Too discreet to approach while Hendrickson was on the phone, the steward now arrives with dessert and coffee. “Has everything been to your liking so far, sir?”
“Marvelous,” Hendrickson assures him. “Superb. Tell me, a little while ago, did I detect the plane banking east-northeast?”
“Yes, sir. At the moment, we’re approximately over Columbia, South Carolina.”
“In the event that port is served too close to Washington, I assume the pilot can arrange to delay landing.”
“Absolutely,” the steward says. “We can be put into the holding pattern for Reagan International if you wish.”
“I’ll let you know.”
Alone now with his dessert and coffee, Hendrickson is amused to recall how disquieted—even distressed—he had been in the security bunker at the resort, when he discovered that the ubiquitous Jane Hawk had been in Iron Furnace. For a brief time, it seemed that she must be the embodiment of some preternatural power manifested here in the flesh to enforce some natural law at the expense of all things Arcadian, an avatar against whom no wiles or weapons could prevail.
But now she has been tracked to Arkansas without her knowledge. Another automatic license-plate reading will come in soon, and he will be that much closer to knowing her destination. She is clever. However, no one is ever gifted enough to elude the many eyes of the modern state for long.

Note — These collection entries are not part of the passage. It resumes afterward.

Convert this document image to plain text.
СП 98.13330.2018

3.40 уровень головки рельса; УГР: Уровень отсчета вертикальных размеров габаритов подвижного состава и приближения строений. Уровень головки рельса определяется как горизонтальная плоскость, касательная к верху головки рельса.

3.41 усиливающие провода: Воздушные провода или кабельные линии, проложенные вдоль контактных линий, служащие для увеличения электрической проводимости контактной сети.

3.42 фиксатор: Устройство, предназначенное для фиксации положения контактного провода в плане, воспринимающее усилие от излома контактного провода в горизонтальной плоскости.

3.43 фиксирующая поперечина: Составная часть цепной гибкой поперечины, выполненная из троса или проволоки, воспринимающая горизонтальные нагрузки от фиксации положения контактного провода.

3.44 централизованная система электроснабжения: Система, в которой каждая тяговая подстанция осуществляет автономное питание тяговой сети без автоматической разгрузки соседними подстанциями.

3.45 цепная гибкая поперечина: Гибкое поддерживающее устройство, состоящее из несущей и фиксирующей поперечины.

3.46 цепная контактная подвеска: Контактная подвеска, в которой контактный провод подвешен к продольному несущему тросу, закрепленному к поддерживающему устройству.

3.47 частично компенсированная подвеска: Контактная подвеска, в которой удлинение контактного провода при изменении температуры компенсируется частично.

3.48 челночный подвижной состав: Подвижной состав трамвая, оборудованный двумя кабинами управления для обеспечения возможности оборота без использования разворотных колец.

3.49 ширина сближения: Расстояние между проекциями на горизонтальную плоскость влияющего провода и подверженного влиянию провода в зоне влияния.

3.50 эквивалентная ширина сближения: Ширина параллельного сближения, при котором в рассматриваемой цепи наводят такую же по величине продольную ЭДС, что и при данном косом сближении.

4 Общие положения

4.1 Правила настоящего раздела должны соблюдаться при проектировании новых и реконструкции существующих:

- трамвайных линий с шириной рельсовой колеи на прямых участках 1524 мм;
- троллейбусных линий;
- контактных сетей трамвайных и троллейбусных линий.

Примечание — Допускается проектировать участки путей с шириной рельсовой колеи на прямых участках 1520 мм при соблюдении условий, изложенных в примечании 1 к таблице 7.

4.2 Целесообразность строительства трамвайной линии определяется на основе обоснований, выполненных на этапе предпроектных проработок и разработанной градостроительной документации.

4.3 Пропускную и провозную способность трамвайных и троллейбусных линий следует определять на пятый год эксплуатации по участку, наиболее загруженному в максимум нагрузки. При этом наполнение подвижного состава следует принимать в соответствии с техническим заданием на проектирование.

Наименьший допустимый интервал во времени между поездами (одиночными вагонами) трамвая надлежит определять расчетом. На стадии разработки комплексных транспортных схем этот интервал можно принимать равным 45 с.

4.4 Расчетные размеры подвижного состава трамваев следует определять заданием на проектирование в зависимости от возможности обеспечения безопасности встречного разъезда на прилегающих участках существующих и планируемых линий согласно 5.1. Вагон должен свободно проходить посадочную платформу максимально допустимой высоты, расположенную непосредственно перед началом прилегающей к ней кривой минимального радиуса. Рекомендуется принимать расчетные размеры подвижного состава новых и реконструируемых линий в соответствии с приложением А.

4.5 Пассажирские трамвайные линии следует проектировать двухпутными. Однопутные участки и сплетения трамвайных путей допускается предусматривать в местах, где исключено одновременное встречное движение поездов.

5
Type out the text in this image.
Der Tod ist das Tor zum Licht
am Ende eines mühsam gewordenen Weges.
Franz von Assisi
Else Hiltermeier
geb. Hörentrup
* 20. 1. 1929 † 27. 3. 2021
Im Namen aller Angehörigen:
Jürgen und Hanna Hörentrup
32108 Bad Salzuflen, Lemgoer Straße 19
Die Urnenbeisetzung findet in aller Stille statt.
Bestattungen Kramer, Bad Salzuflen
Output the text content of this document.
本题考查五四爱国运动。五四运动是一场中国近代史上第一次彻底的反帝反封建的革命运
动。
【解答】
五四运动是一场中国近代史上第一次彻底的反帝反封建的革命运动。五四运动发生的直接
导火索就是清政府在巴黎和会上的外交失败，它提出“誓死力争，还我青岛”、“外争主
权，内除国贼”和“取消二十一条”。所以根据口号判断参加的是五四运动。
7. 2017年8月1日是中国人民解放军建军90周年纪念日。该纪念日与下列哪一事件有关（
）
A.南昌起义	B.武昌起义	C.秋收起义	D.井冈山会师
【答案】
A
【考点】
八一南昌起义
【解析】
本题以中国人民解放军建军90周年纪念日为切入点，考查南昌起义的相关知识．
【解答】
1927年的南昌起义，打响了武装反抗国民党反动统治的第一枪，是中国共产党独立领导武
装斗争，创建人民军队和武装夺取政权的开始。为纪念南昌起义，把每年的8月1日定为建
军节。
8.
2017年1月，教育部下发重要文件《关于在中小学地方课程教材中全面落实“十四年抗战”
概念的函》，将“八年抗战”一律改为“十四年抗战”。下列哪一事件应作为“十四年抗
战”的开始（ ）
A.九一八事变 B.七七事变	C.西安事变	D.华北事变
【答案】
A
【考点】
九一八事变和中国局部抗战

She has made another big mistake in aligning herself with Sheriff Tillman. Jane is best alone, a she-wolf who knows how to travel by moonshadows even in daylight, a solitary predator who will be brought down much sooner due to the mistakes made by any pack she runs with than she would be by her own errors. Hendrickson now has a leash on the Tillman women, though they aren’t aware of it, and when they reunite with the sheriff, Hendrickson will have him as well. When he has the sheriff, he will soon thereafter have Jane Hawk.
The disquiet he felt earlier was a transient emotion, evoked because he briefly lost his grasp on the undeniable truth that he and the Arcadians are not only on the right side of history but can rewrite all history before them. They will eliminate from the record of the past all of those facts and philosophies that they find inconvenient. As for the future, which is the history of things to come, they will write that as well, every day until forever. Now that he is again in possession of this truth, he is incapable of entertaining any misgivings.
As medicines go, there is no curing combination more effective than an orgasm, a fine dinner, a superb wine, and the possession of a sleek jet aircraft with the world attendant below and firmly in the grasp of night.